Enforcing physical distancing will be difficult despite efforts to include online, TV and radio platforms in teaching, Union of Local Authorities of the Philippines Chairman Dakila Cua told the Senate health committee.
"I respectfully beg to our legislators and our policymakers na pag-isipan. Sa tingin ko po ang mas mahalaga ay ang kalusugan at ang kapakanan, ang buhay ng ating mga anak. And for this year alone maybe we can be a little more flexible," said Cua, governor of Quirino province,
(I respectfully beg our legislators and our policymakers to think about it. I think the health and well-being of our children is more important. And for this year alone maybe we can be a little more flexible.)
School children cannot be expected to refrain from physical contact during playtime, Cua said, adding authorities have to be "practical."

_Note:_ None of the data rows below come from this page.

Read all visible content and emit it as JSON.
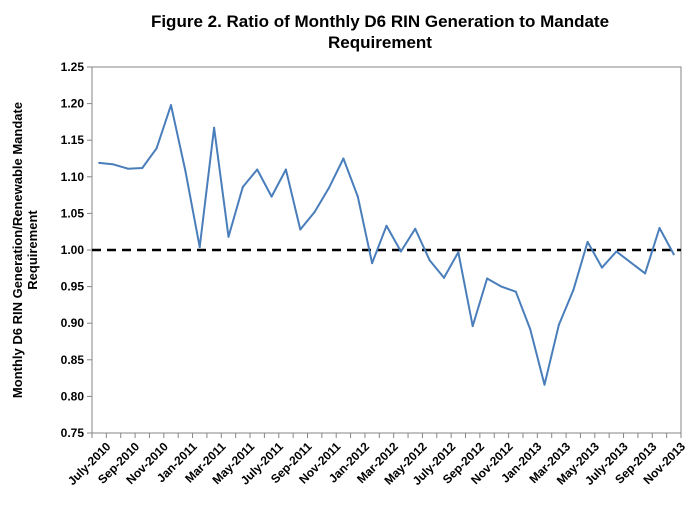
{
  "chart_data": {
    "type": "line",
    "title_lines": [
      "Figure 2. Ratio of Monthly D6 RIN Generation to Mandate",
      "Requirement"
    ],
    "ylabel_lines": [
      "Monthly D6 RIN Generation/Renewable Mandate",
      "Requirement"
    ],
    "xlabel": "",
    "ylim": [
      0.75,
      1.25
    ],
    "y_ticks": [
      "0.75",
      "0.80",
      "0.85",
      "0.90",
      "0.95",
      "1.00",
      "1.05",
      "1.10",
      "1.15",
      "1.20",
      "1.25"
    ],
    "x_tick_labels": [
      "July-2010",
      "Sep-2010",
      "Nov-2010",
      "Jan-2011",
      "Mar-2011",
      "May-2011",
      "July-2011",
      "Sep-2011",
      "Nov-2011",
      "Jan-2012",
      "Mar-2012",
      "May-2012",
      "July-2012",
      "Sep-2012",
      "Nov-2012",
      "Jan-2013",
      "Mar-2013",
      "May-2013",
      "July-2013",
      "Sep-2013",
      "Nov-2013"
    ],
    "grid": false,
    "legend": "none",
    "series": [
      {
        "color": "#4a7ebb",
        "values": [
          1.119,
          1.117,
          1.111,
          1.112,
          1.139,
          1.198,
          1.108,
          1.004,
          1.167,
          1.018,
          1.086,
          1.11,
          1.073,
          1.11,
          1.028,
          1.052,
          1.085,
          1.125,
          1.073,
          0.982,
          1.033,
          0.998,
          1.029,
          0.986,
          0.962,
          0.997,
          0.896,
          0.961,
          0.95,
          0.943,
          0.892,
          0.816,
          0.898,
          0.945,
          1.011,
          0.976,
          0.998,
          0.983,
          0.968,
          1.03,
          0.994
        ]
      }
    ],
    "reference_line": {
      "value": 1.0,
      "style": "dashed",
      "color": "#000000"
    }
  }
}
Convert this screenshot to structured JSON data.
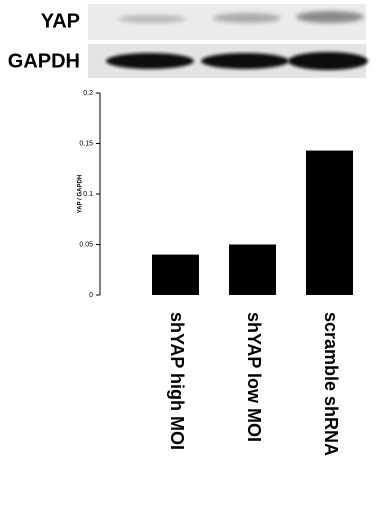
{
  "blot": {
    "labels": [
      "YAP",
      "GAPDH"
    ]
  },
  "chart_data": {
    "type": "bar",
    "ylabel": "YAP / GAPDH",
    "categories": [
      "shYAP high MOI",
      "shYAP low MOI",
      "scramble shRNA"
    ],
    "values": [
      0.04,
      0.05,
      0.143
    ],
    "color": "#000000",
    "ylim": [
      0,
      0.2
    ],
    "yticks": [
      0,
      0.05,
      0.1,
      0.15,
      0.2
    ],
    "grid": false
  }
}
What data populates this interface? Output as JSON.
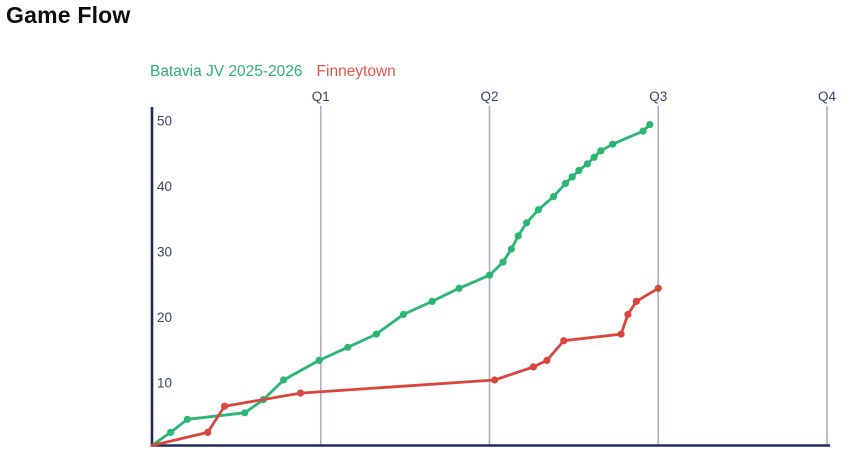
{
  "page": {
    "title": "Game Flow"
  },
  "legend": {
    "items": [
      {
        "label": "Batavia JV 2025-2026",
        "color": "#2fae78"
      },
      {
        "label": "Finneytown",
        "color": "#e4574b"
      }
    ]
  },
  "chart_data": {
    "type": "line",
    "title": "Game Flow",
    "xlabel": "",
    "ylabel": "",
    "ylim": [
      0,
      50
    ],
    "yticks": [
      10,
      20,
      30,
      40,
      50
    ],
    "grid": "vertical-quarter-lines-only",
    "legend_position": "top-left",
    "x_markers": [
      {
        "label": "Q1",
        "t": 1
      },
      {
        "label": "Q2",
        "t": 2
      },
      {
        "label": "Q3",
        "t": 3
      },
      {
        "label": "Q4",
        "t": 4
      }
    ],
    "x_units": "quarters (0 = game start, 1 = end of Q1)",
    "axis_color": "#20295c",
    "grid_color": "#a9aec4",
    "tick_color": "#3c4168",
    "series": [
      {
        "name": "Batavia JV 2025-2026",
        "color": "#2bb673",
        "points": [
          [
            0,
            0
          ],
          [
            0.11,
            2
          ],
          [
            0.21,
            4
          ],
          [
            0.55,
            5
          ],
          [
            0.66,
            7
          ],
          [
            0.78,
            10
          ],
          [
            0.99,
            13
          ],
          [
            1.16,
            15
          ],
          [
            1.33,
            17
          ],
          [
            1.49,
            20
          ],
          [
            1.66,
            22
          ],
          [
            1.82,
            24
          ],
          [
            2.0,
            26
          ],
          [
            2.08,
            28
          ],
          [
            2.13,
            30
          ],
          [
            2.17,
            32
          ],
          [
            2.22,
            34
          ],
          [
            2.29,
            36
          ],
          [
            2.38,
            38
          ],
          [
            2.45,
            40
          ],
          [
            2.49,
            41
          ],
          [
            2.53,
            42
          ],
          [
            2.58,
            43
          ],
          [
            2.62,
            44
          ],
          [
            2.66,
            45
          ],
          [
            2.73,
            46
          ],
          [
            2.91,
            48
          ],
          [
            2.95,
            49
          ]
        ]
      },
      {
        "name": "Finneytown",
        "color": "#d9473c",
        "points": [
          [
            0,
            0
          ],
          [
            0.33,
            2
          ],
          [
            0.43,
            6
          ],
          [
            0.88,
            8
          ],
          [
            2.03,
            10
          ],
          [
            2.26,
            12
          ],
          [
            2.34,
            13
          ],
          [
            2.44,
            16
          ],
          [
            2.78,
            17
          ],
          [
            2.82,
            20
          ],
          [
            2.87,
            22
          ],
          [
            3.0,
            24
          ]
        ]
      }
    ]
  }
}
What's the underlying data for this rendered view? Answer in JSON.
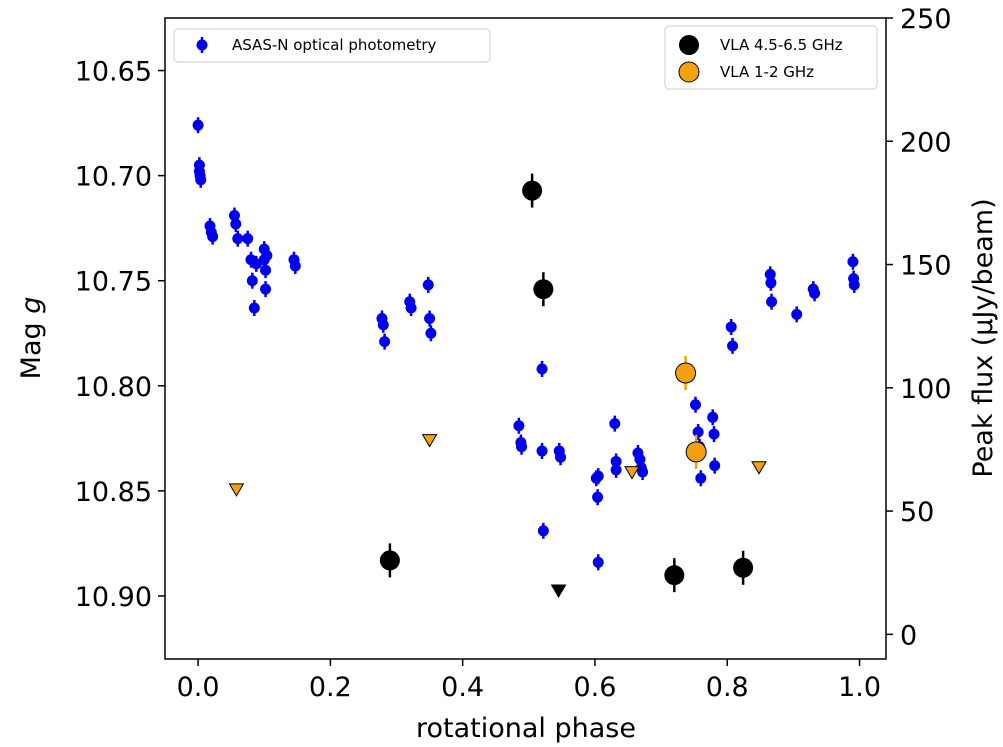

The government should allow the Department of Education "maximum flexibilty" on the number of school days so that students will not be forced to have classes for about 200 days during the global pandemic, Cua said.
The DepEd earlier moved the opening of classes to August 24, 2 months behind schedule.
A late August school opening is "too early," League of Provinces of the Philippines national president Presbitero Velasco Jr said.
The premature opening of classes during the coronavirus crisis may compromise the health of children, League of Municipalities of the Philippines president Luis Chavit Singson said.
"Mas importante po ang survival nila kesa education. Aanhin mo yung education kung mamamatay naman yung mga bata?" he said.
(Survival is more important than education. What good is education if the children will die?)
Senate Health Committee chair Christopher "Bong" Go backed the suggestion of the local officials, and cited President Rodrigo Duterte's pronouncement that there should be no face-to-face classes while a COVID-19 vaccine is not yet available.
"We will take this one step at a time so that we can slowly, but surely, protect the safety of our students. ‘Wag natin biglain. Let's assess first what happens in the coming days," he said.
Education Secretary Leonor Briones earlier said education in the country must not come to a standstill because classes can be conducted using various platforms.
Face-to-face learning has been discouraged to avoid exposing students, teachers, and school personnel to the risk of contracting COVID-19, she said.
Earlier this week, the Senate began debating on a bill that would grant the president the power to move school opening beyond August during national calamities and pandemics.